The others and how they hold up

Aside from the more prominent projects of Google and Microsoft, it is rumoured that Apple might also be working on a game streaming service. Granted, Apple hasn’t exactly had much to do with gaming at any point. But the allure of the market might finally be bringing them around.

It can be argued that Sony with Remote Play and PlayStation Now has already done what Microsoft and Google are trying to do. The truth is that the PS4’s remote play allows games to be played on the PSVita and the PC, but only up to 720p resolution. And you have to keep your PS4 running over the internet or across your room. In addition, the PlayStation Now service requires that you own a Sony PlayStation device to play the games on it. And the streaming service has been tormented by input lag issues and low quality video capability. So the XCloud and Project stream are far more than just counters to the PlayStation on Xbox and PC respectively.

The future

There is a very simple idea at work here. If you own a game you should be able to take it with you wherever and play it on whatever. Backwards compatibility and streaming on demand are facets of the idea. Offerings like Project XCloud have the potential to change the entire gaming market going forward by redefining how you buy a game and how you own it. This is not to say that console exclusives or physical copy ownership in gaming are going away. Many people are still sceptical of digital ownership, which is why you can still buy game disks. And console exclusives are a great way to market and sell consoles.
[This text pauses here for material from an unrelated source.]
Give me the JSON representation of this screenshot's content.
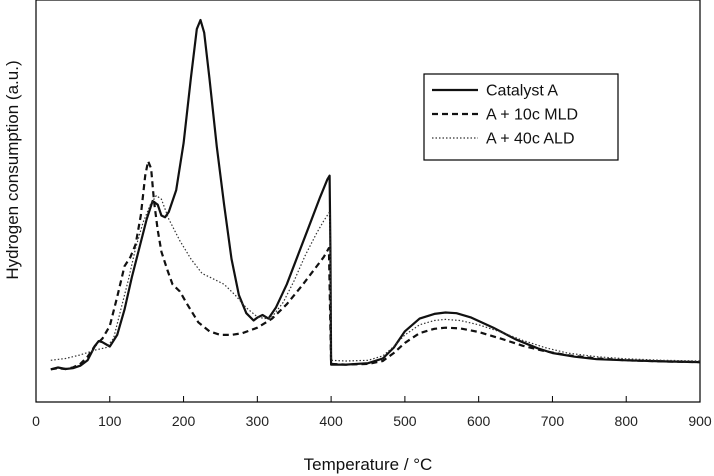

Video game streaming in the context of Project XCloud and Project Stream is an indication of inclusion and reach. More games will be available to more people far more conveniently. You can own a console with exclusive games and buy physical copies if you want to. And someone else can play games they want to play on anything from a phone to a tablet at any place if one wants to. Simply put, video game streaming can find the balance Netflix and Cable couldn’t. It can provide a solution to everyone without upsetting anyone or shutting down any preceding option. So when Microsoft talks about Project XCloud being the Netflix of video games, they aren’t looking to put the last nail in console gaming’s coffin, just because the last two generations of Xbox got owned by basically every other console.

At least that’s what we hope. It’s Microsoft. They’ve screwed up good things before. All we can do is wait and see. Good thing is if it doesn’t look good, you can still resort to pre-existing means. This isn’t the 3.5 mm jack, no one’s trying to replace it for dubious reasons.